Brutte notizie, giornalisti e limiti oltrepassati
VITTORIO TESTA
Basta brutte notizie! Almeno sotto le feste, già tristi di per sé e falcidiate dal coronavirus. C’è tutto un mondo di persone perbene, di cose stupende, di storie bellissime, ma voi giornalisti ve ne infischiate. E’ un’accusa che ci piove tra capo e collo almeno una volta al giorno, da anni, via via con crescente intensità, sdegno e livore. Ormai si discute e si giudica per categorie, i medici sono così, gli avvocati cosà, i commercianti lasciamo perdere…
Brutta razza, i giornalisti, cacciaballe e pennivendoli, falsari. Dici di non aver mai preso una querela? Allora i casi sono due: o sei corrotto o sei un pusillanime che si autocensura. Tertium non datur…? No, no la terza ipotesi c ‘è eccome se c’è , ed è forse la più dignitosa di questi tempi grami : allora sei un incapace. Il dramma è che tutti hanno ragione e nessuno ha torto. Una volta, parliamo di una stagione vicina che oggi sembra lontana come il Paleolitico, l’informazione aveva un peso, un ruolo e spazi minimi, nella vita delle persone. Erano giornali, radio e tv ricettori di notizie verificate scrupolosamente; i direttori badavamo molto allo stile, alla capacità di scrittura, all’aspetto , all’abbigliamento. Le cronache dei grandi fatti erano nelle mani e nella penna di giornalisti e scrittori di altissimo livello, Dino Buzzati, Orio Vergani, Indro Montanelli per esempio.

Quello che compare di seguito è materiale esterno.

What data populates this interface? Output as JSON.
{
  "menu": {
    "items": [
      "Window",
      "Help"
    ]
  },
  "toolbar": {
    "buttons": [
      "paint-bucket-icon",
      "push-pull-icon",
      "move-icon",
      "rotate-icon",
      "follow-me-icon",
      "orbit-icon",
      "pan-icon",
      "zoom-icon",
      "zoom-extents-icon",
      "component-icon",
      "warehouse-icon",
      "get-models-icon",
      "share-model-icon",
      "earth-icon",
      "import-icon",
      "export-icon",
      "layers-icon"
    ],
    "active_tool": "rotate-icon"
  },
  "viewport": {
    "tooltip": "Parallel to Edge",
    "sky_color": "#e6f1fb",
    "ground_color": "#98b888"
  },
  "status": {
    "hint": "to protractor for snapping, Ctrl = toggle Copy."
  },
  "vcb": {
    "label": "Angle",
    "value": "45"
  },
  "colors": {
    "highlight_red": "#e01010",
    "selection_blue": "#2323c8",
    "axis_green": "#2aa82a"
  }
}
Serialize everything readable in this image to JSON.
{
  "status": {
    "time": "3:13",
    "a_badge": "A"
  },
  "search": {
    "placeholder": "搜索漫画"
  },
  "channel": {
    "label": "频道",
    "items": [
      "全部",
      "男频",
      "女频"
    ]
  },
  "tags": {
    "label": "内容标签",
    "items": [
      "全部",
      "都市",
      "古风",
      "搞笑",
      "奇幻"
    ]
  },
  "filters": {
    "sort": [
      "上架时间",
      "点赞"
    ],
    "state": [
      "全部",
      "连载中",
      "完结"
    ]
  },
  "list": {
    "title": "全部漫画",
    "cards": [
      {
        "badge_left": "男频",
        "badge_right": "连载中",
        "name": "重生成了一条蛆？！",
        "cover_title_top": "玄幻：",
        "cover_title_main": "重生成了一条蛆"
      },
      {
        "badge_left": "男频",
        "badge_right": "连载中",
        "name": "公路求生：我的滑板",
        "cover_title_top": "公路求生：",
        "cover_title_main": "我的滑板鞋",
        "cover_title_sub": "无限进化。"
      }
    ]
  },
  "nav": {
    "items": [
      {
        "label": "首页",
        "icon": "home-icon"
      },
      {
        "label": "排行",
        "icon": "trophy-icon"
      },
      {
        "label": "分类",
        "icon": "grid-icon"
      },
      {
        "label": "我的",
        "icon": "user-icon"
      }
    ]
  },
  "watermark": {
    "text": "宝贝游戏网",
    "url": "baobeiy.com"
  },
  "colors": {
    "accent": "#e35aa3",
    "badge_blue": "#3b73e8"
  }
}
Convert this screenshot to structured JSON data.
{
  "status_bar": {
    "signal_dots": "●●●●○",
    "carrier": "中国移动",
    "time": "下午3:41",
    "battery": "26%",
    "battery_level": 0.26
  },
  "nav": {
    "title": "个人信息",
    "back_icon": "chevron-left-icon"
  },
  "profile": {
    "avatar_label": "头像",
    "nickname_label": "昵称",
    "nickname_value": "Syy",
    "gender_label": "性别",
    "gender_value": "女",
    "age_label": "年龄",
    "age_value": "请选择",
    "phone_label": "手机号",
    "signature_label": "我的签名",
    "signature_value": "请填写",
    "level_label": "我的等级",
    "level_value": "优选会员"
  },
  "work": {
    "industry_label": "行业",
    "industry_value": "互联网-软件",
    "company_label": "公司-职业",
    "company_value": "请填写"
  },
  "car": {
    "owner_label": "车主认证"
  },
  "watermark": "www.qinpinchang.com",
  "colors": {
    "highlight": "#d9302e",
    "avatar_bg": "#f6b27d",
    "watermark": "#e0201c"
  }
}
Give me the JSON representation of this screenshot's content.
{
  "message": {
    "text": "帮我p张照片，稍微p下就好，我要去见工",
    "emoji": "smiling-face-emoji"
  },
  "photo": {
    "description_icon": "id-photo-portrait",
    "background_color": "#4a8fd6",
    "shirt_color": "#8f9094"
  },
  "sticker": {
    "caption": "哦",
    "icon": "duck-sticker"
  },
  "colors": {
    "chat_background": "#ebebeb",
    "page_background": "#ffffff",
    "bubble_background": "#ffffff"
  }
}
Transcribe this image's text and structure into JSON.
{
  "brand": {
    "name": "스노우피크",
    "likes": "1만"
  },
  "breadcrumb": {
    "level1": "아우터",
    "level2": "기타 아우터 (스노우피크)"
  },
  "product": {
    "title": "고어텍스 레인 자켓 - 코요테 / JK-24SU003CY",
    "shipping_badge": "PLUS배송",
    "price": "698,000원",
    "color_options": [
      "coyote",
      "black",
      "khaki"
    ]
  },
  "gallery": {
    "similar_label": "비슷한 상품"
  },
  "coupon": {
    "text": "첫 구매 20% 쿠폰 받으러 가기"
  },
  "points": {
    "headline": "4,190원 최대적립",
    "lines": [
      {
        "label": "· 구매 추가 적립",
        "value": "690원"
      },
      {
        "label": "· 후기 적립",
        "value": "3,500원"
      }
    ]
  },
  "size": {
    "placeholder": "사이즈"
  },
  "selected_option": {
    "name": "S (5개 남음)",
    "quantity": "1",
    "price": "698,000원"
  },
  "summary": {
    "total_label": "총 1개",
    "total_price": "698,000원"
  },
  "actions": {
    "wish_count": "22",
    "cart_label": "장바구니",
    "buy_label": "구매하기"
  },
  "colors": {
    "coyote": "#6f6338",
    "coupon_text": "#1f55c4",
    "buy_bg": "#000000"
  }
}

Mi rendo conto, mentre scrivo, che qualcuno mi giudicherà un vecchio trombone saccente: ma certi colleghi che si presentano in tv conciati come naufraghi appena rivestiti dalla Caritas con accenti e voci ineducate, spesso non bene comprensibili, sono null’atro che una mancanza di rispetto del pubblico: che paga! aggiungo per completare l’autoritratto di un «qualunquista», come si diceva nel Mesozoico.
Ma al di là delle singole sciatterie, il discorso si fa serio. Sì, è vero, noi giornalisti siamo portati a privilegiare le storie dagli ingredienti forti. Vige ancora la vecchia regola delle Tre Esse: e cioè che la notizia vale a seconda del combinato disposto delle sibilanti attrattive, sesso sangue soldi. Ad essere cambiati sono la quantità delle immagini e, soprattutto la loro qualità la cui valutazione di legittimità alla diffusione è determinata dal «comune senso del pudore», astrazione incodificabile al giorno d’oggi: dove e quali sono i limiti oltrepassati i quali l’immagine reca un vulnus alla società? Il telegiornale che all’ora di pranzo manda in onda il rotolare della testa - velata dalla pecetta! - del sacerdote sgozzato? Le immagini di rapporti intimi nella casa del Grande Fratello? La bonazza che alle quattro del pomeriggio fa felice la casalinga, i figli e il nonno, spiegando perché senza biancheria intima si sente più a suo agio?. Per non parlare dei servizi di nera e horror, le pozze di sangue, i cadaveri in primo piano, un grandguinol quotidiano. E il pubblico, cioè tutti noi, che guarda e gode. Sì perché l’uomo, cioè tutti noi, prova piacere a fare il male e a guardare chi fa il male. «Il male - scrive Cioran - al contrario del bene ha il duplice privilegio di essere affascinante e contagioso».